Ole Miss athlete found dead (1987)
Monday, December 14, 1987
Ole Miss athlete found dead
By STEVE MULLER
Eagle Staff Writer
An Ole Miss sophomore on a basketball scholarship was found dead on campus early yesterday morning, according to the Yoknapatawpha County Sheriff’s Department.
A campus maintenance worker found the body of Kevin Gilmore, age 20, in a grassy area along Hathorn Road near Creekmore Boulevard, according to sheriff’s department investigators. They said the cause of death has yet to be determined pending results of an autopsy performed Sunday.
Gilmore, who grew up in Oxford, received a full scholarship as a recruit for the basketball team. As a freshman he played mostly as a substitute point guard, but this year Gilmore started and went on to score 23 points in the Dec. 7 contest against Southeastern Louisiana. Ole Miss won the game, 80-43.
"Kevin was a promising young athlete," said Jared Pringle, Ole Miss assistant basketball coach. "We’re all shocked and saddened."
Gilmore failed to show up for practice on Friday as well as Saturday’s home game against Tulsa, according to Pringle.
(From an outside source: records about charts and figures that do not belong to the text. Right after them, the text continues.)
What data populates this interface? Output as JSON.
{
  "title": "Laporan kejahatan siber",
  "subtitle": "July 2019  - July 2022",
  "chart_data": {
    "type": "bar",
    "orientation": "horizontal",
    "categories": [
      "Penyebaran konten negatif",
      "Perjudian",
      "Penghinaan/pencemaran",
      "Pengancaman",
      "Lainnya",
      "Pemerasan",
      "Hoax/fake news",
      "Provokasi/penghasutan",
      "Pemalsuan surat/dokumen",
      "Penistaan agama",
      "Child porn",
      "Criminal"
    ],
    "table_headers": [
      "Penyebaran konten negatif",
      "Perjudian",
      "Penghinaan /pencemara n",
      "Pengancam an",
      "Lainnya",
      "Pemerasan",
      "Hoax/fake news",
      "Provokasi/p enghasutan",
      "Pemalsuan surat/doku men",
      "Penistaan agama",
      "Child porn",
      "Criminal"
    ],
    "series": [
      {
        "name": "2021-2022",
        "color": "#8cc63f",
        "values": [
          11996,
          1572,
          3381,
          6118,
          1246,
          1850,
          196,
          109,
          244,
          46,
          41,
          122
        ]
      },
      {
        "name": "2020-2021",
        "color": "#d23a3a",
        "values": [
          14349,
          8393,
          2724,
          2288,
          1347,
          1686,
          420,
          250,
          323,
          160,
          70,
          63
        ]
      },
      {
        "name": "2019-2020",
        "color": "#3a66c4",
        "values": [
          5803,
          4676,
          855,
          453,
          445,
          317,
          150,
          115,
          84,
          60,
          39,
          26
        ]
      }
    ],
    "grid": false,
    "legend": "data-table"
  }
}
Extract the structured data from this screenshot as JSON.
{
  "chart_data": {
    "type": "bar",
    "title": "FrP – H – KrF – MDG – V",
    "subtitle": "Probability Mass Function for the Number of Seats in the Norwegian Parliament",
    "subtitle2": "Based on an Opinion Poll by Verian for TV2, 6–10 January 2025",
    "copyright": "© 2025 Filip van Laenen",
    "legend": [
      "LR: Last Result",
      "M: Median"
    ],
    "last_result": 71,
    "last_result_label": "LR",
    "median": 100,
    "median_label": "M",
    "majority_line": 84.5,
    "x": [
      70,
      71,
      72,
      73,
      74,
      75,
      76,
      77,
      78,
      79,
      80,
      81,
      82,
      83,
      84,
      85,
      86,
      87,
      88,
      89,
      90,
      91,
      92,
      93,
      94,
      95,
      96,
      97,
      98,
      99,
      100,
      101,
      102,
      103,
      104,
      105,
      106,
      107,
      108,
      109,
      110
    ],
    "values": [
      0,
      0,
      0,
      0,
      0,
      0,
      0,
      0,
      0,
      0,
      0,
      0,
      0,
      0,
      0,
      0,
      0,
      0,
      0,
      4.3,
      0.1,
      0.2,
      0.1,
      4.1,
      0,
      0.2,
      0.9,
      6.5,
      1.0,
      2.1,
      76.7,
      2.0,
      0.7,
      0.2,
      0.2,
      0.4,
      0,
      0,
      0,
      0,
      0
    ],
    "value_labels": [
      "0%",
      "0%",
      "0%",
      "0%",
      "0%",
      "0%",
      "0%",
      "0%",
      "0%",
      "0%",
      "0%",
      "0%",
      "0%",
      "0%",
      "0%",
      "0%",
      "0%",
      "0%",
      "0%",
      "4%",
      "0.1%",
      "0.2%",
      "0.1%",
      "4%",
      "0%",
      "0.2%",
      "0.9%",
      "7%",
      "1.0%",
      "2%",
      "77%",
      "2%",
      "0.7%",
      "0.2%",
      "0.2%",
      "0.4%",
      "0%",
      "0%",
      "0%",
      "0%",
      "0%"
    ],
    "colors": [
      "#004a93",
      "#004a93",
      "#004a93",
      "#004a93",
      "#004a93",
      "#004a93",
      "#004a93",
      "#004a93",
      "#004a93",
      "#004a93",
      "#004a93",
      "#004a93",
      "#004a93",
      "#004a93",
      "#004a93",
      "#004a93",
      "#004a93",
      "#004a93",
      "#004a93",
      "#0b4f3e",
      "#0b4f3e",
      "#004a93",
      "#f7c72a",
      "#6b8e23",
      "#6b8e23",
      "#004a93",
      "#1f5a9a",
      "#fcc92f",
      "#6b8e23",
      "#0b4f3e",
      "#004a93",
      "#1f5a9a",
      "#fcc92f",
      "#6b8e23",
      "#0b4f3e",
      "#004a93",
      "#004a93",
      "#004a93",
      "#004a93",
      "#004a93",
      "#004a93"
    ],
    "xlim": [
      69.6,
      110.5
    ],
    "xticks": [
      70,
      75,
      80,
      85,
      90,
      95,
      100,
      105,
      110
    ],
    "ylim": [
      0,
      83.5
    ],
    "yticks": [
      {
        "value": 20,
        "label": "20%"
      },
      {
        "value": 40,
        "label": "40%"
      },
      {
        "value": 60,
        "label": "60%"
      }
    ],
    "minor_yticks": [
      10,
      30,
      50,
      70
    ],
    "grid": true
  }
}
Pringle said teammates and coaches had attempted to contact Gilmore’s parents in Oxford to ask about his whereabouts, but they hadn't been reached.
Gilmore’s parents, Donald and Judith Gilmore of Oxford, declined requests for comment, saying only they will hold a private funeral service for their son this week.
The exact timing of Gilmore’s death is still under investigation, according to the sheriff’s department.
In addition to playing on the team and taking a full load of courses, Gilmore worked several nights a week at The Juke Joint in Oxford to help defray living expenses, said his girlfriend, Carly Brock, also an Ole Miss sophomore.
Reached at her dormitory yesterday, Brock said Gilmore’s busy schedule never took him to the outer reaches of campus where his body was found.
"He pretty much had his blinders on," Brock said. "Most of the time he was either at practice or work, or studying. He was incredibly dedicated and loyal."
Brock said Gilmore’s athletic feats were especially extraordinary because he had Type I diabetes, a condition she said he managed carefully.
Investigators declined to comment on Gilmore’s medical status or whether his alleged diabetes may have contributed to his death.